THE ARTISTS | Korbinian Huber, Duggendorf

Korbinian Huber

Born in Freising in 1965, Korbinian Huber completed training in stone carving before studying Sculpting at the Academy of Visual Arts in Nürnberg from 1990 to 1996. In 1993 he won Freising County’s Art Advancement Award. He is involved in various art symposiums both in Germany and abroad. Korbinian Huber lives and works as an independent artist in Duggendorf.

 

Korbinian Hubers wooden sculptures are created four-dimensionally. Through his work, the sculptor breaks from the idea of wooden stiffness and creates his own imagination-powered, poetic world. With a smile and irony from a distance, Huber is able to capture the fullness of life through his work. His unconventional, sometimes delicate, sometimes crude, sculptures give testimony to a passionate, very innovative and ever-professional connection to wood.

For Wunsiedel, Huber created an installation which offers a “good, deep look” into the Wunsiedel Ice Pond. The surface of standing water or of the sea is a geometric plane, a fundamental concept of two-dimensionality. Questioning this  otherwise unquestioning surface, the standard for all constructive intentions, is a game Korbinian Huber cannot resist playing.

THE ARTISTS | Michael Mordo

Michael Mordo

 

Michael Mordo, born in Stuttgart in 1961, is both a graphic and visual artist and musician. He began his artistic studies studying Puppet Building with the puppetry artist Albrecht Roser. From 1982 to 1988 he studied Sculpturing at the State Academy for Visual and Graphic Arts in Stuttgart, while continuing to teach himself jazz, which he started learning when he was still very young.

He teaches Puppet Construction and Artistic Design as Lecturer on the subject of Puppet Theater at the College of Music and Performing Arts in Stuttgart. He has been exhibiting his works (paintings, scuptures, puppets) since 1985.
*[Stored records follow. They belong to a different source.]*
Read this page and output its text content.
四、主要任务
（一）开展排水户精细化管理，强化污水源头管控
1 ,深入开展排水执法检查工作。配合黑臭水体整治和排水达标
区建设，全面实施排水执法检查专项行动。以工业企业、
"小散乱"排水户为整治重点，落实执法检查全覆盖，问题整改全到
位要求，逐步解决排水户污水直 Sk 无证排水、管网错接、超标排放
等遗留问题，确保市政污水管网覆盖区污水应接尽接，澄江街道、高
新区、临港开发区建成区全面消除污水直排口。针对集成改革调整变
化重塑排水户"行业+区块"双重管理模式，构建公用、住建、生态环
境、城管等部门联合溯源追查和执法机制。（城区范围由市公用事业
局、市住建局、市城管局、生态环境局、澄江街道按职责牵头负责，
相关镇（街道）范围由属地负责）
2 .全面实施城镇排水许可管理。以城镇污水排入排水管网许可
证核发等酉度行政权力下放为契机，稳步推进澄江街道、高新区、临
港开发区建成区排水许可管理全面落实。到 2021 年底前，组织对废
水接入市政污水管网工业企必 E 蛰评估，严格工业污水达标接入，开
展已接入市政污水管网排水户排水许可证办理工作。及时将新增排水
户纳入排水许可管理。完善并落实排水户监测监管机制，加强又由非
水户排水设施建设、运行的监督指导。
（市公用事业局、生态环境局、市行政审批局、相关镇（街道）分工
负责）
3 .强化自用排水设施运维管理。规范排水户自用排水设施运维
Since 2014, Michael Mordo has been working with Ruth Küblers “droplet picture” technique. This method makes internal structures of water droplets visible. Over many years, the artist has modified this method to fit his needs, and, to this end, has even constructed special microscopes and other equipment.

Every nuance contained within water comes to light through Mordo’s enormous talent for reacting sensitively in different ways. Water in a “droplet picture” is no longer recognizable as such, but rather as the dry residue created at the moment of droplet formation and during the dynamics of evaporation.

The focus is on the capturing the asthetic value of the pictures, their visual and picturesque richness. For the Wunsiedel Water Games, the artist aims to make structures within Wunsiedel’s own native waters visible with this tecnnique.